Closure. Discounting a $500 million closure cost at 8 percent over 25 years gives a present value around $73 million. The cash cost when it arrives is still $500 million, plus escalation. Progressive rehabilitation during mining reduces the outstanding liability, generates reclamation performance data, and reduces bonding requirements.

Five percent dilution. Ninety-five percent mining recovery. Eighty-eight percent met recovery.

These three numbers have appeared in feasibility studies for sublevel caving operations in Sweden, cut-and-fill operations in Peru, open pit operations in Mongolia, and longhole stoping operations in Ontario. The geological estimation beneath them was performed with variography, cross-validation, and classification criteria. The modifying factors are round numbers pulled from a template.

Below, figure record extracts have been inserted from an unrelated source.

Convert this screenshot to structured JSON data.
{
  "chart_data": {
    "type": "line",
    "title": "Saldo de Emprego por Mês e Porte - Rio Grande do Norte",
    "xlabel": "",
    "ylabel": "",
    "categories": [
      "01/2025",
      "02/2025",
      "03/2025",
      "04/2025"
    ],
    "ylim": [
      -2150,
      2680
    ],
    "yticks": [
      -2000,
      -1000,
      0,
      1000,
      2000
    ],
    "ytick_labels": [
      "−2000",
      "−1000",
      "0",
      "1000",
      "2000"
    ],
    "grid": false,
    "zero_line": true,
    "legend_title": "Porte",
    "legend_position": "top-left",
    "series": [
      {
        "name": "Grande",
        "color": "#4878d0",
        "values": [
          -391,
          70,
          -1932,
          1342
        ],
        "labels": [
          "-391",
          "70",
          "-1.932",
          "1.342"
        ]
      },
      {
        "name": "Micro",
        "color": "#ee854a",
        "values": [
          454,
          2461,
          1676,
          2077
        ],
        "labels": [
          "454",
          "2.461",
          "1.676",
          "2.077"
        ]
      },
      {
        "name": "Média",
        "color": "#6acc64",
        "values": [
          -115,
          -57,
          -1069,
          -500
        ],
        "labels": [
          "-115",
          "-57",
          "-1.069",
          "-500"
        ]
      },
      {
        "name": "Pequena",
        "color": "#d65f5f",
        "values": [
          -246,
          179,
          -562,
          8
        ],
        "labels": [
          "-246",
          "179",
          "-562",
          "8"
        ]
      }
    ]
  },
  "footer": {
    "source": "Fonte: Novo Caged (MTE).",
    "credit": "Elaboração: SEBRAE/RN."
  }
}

The software ships with defaults. Block size, bench height, slope templates, scheduling periods, dilution skins. A planner who used 10-meter benches at the last project brings 10-meter benches to the next project. The rock mass may support 15-meter benches. Nobody checks because the template was already populated.

On a specific gold project in West Africa in 2018, a consulting firm delivered a feasibility study with 12-meter benches. The rock mass was a competent, thinly bedded metasediment with widely spaced joints. The geotechnical report noted that 15-meter benches were feasible. Nobody changed the template. The 12-meter bench height persisted through detailed design, adding approximately 20 percent more drill-and-blast cycles per vertical meter of pit advance than 15-meter benches would have required, at a cumulative cost over the life of mine in the range of $40 million. The template was from the firm's previous project, which was in a very different rock mass.

Scheduling algorithms converge on solutions. Whether those solutions can be executed depends on conditions the algorithm does not model. Wet season trafficability. Equipment availability during shutdowns. Workforce skills. Explosives supply lead time in remote locations. This gap between the algorithm's output and mine capacity is filled by the judgment of planners who have spent years on sites. That judgment is leaving the industry through retirements and it is not codified anywhere.

Maintaining alignment between the life-of-mine plan, the annual budget, the quarterly schedule, and the weekly dig plan is organizational work. The mines that hold alignment measure short-range compliance as a KPI, investigate deviations procedurally, and preserve the original baseline plan as a reference that does not get overwritten when the plan is updated.